Logic looks correct to me now. Looks like the test changes got lost though?

llvm/lib/Transforms/InstCombine/InstCombineLoadStoreAlloca.cpp
15

Shouldn't be needed (already used in file).

247

Copy argument no longer needed

268

Could make ValuesToRevisit use Instruction * rather than Value * and save this cast.

282

Can use any_of instead of for here and avoid the ValueInserted variable.

gandhi21299 marked 3 inline comments as done.Jan 13 2023, 3:04 PM

Logic looks correct to me now. Looks like the test changes got lost though?

I rebased the changes and there weren't any test changes in the reduced version of this patch.

gandhi21299 marked an inline comment as done.Jan 13 2023, 9:30 PM
  • Changes as requested by reviewer, updated tests accordingly
nikic added inline comments.Jan 14 2023, 12:29 AM
llvm/lib/Transforms/InstCombine/InstCombineLoadStoreAlloca.cpp
269

Drop llvm:: prefix.

276

Missing the insertion into ValuesToRevisit here?

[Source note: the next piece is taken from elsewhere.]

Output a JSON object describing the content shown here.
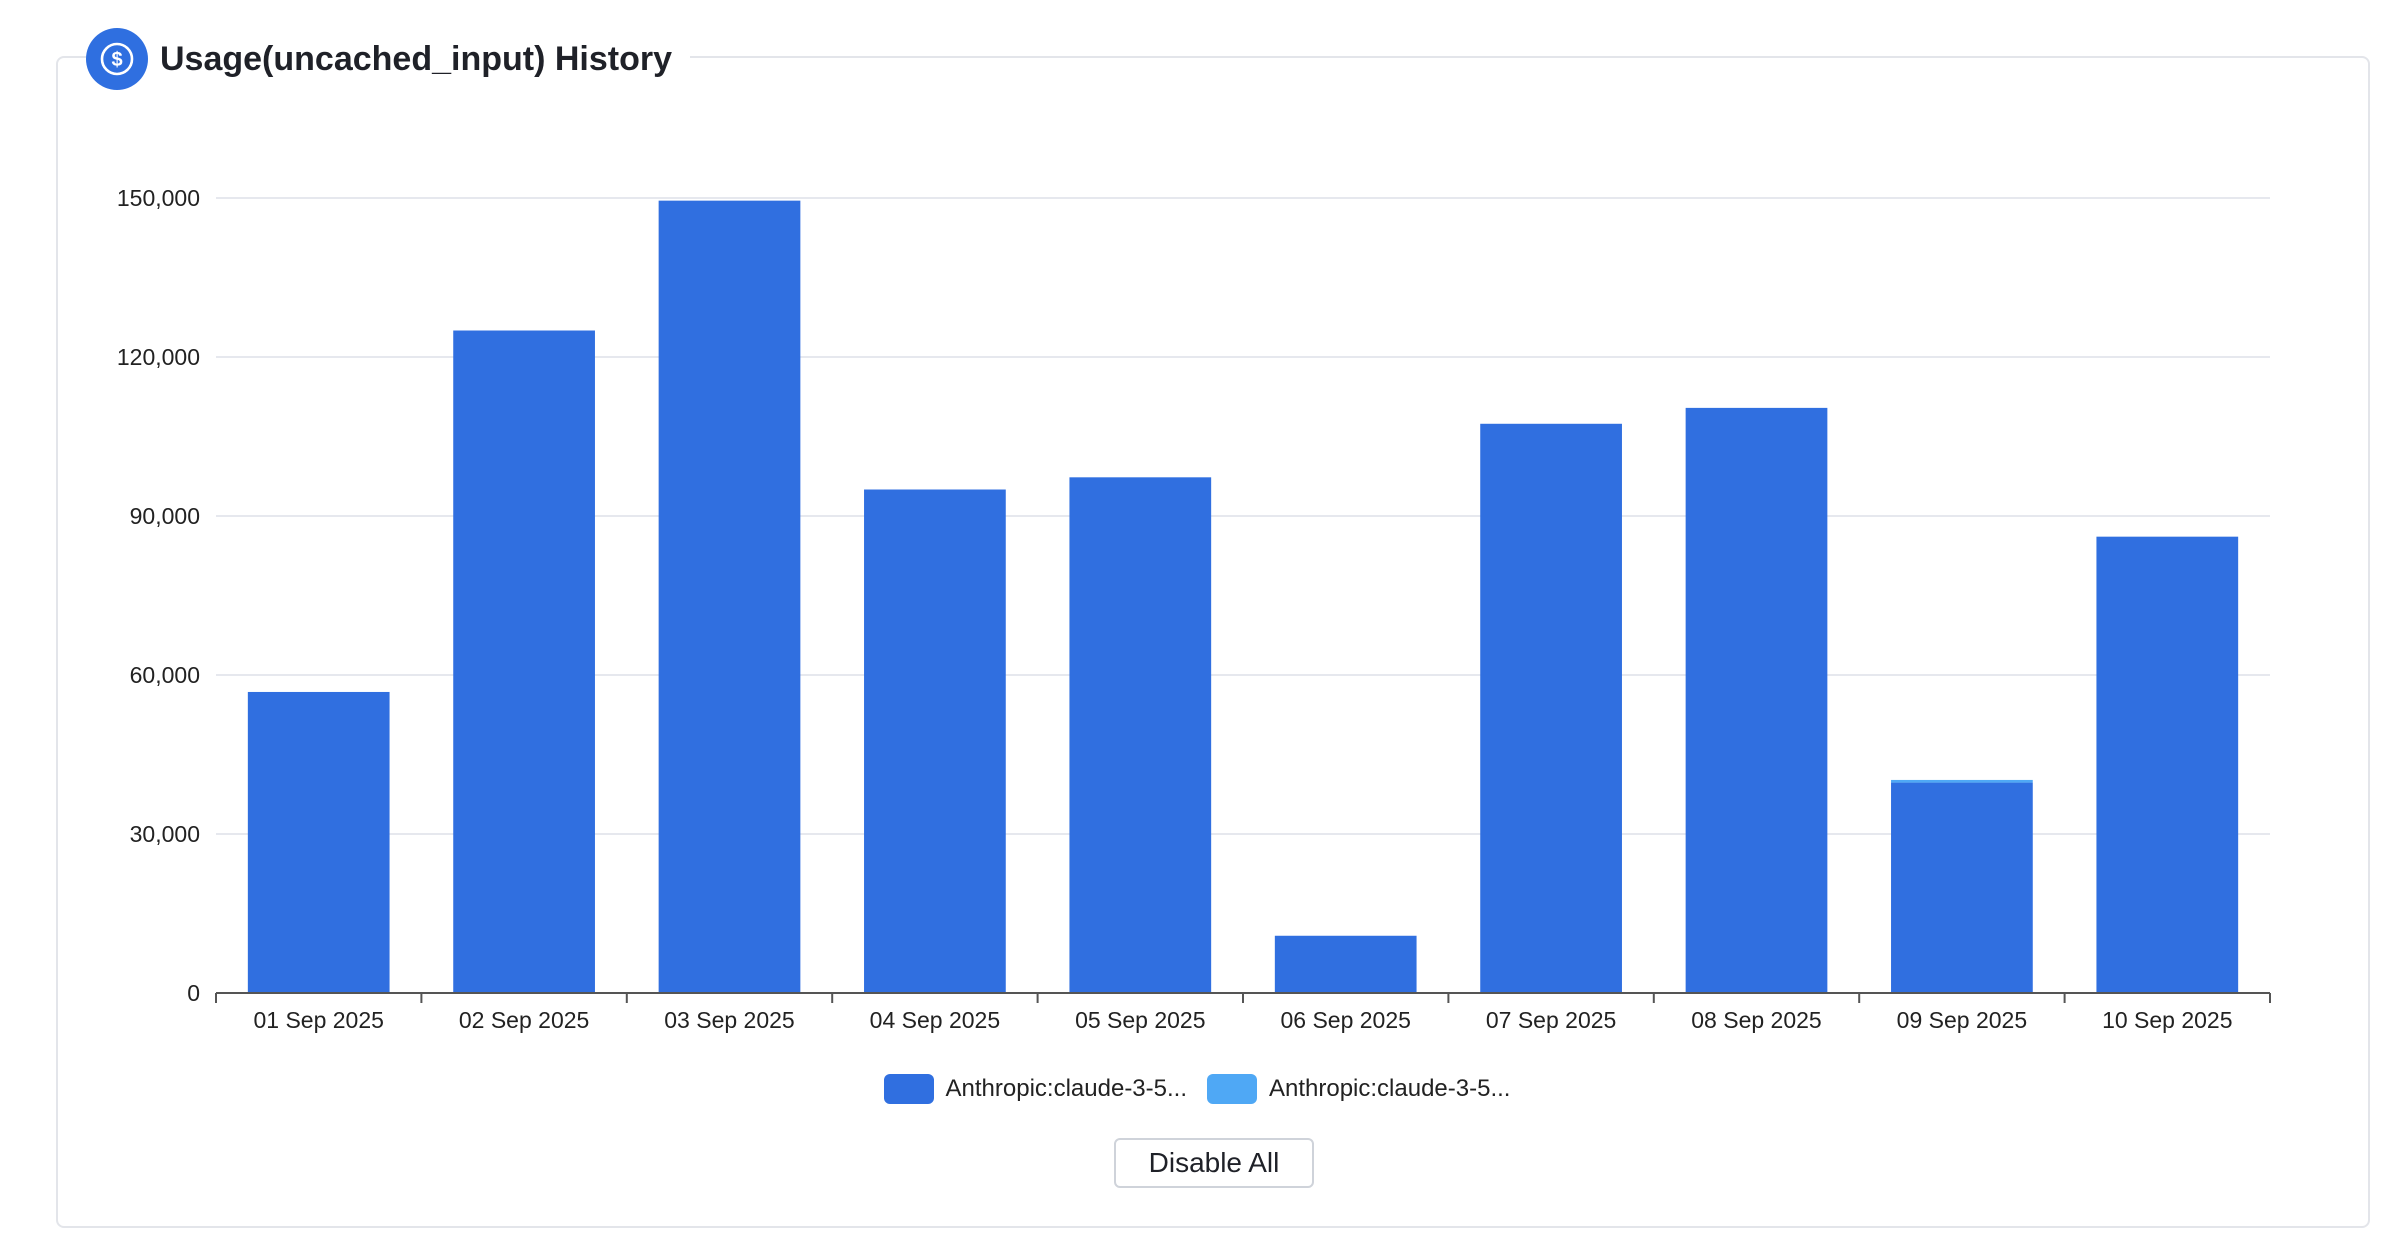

  • Replaced calls from collectUsers to collectUsersRecursive, which now generates the code we expect for @loop_phi_remove_alloca and @loop_phi_late_memtransfer_remove_alloca.
gandhi21299 marked 2 inline comments as done.Jan 14 2023, 11:23 AM
  • removed #include "STLExtras.h"
nikic added inline comments.Jan 16 2023, 1:17 AM
llvm/lib/Transforms/InstCombine/InstCombineLoadStoreAlloca.cpp
55

Spurious change.

276–282

The ValuesToRevisit update should happen outside the any_of.

438

Spurious change.

llvm/test/Transforms/InstCombine/replace-alloca-phi.ll
11

Broken check line (should be CHECK).

gandhi21299 marked 5 inline comments as done.
  • changes as suggested by reviewer
nikic accepted this revision.Jan 17 2023, 3:59 AM

LGTM

llvm/lib/Transforms/InstCombine/InstCombineLoadStoreAlloca.cpp
276

Unneeded Inst capture.

279

Spurious change

This revision is now accepted and ready to land.Jan 17 2023, 3:59 AM
gandhi21299 marked 2 inline comments as done.
  • requested updates

Thanks a bunch for such in-depth review, I will commit this patch.

This revision was landed with ongoing or failed builds.Jan 17 2023, 9:56 AM
This revision was automatically updated to reflect the committed changes.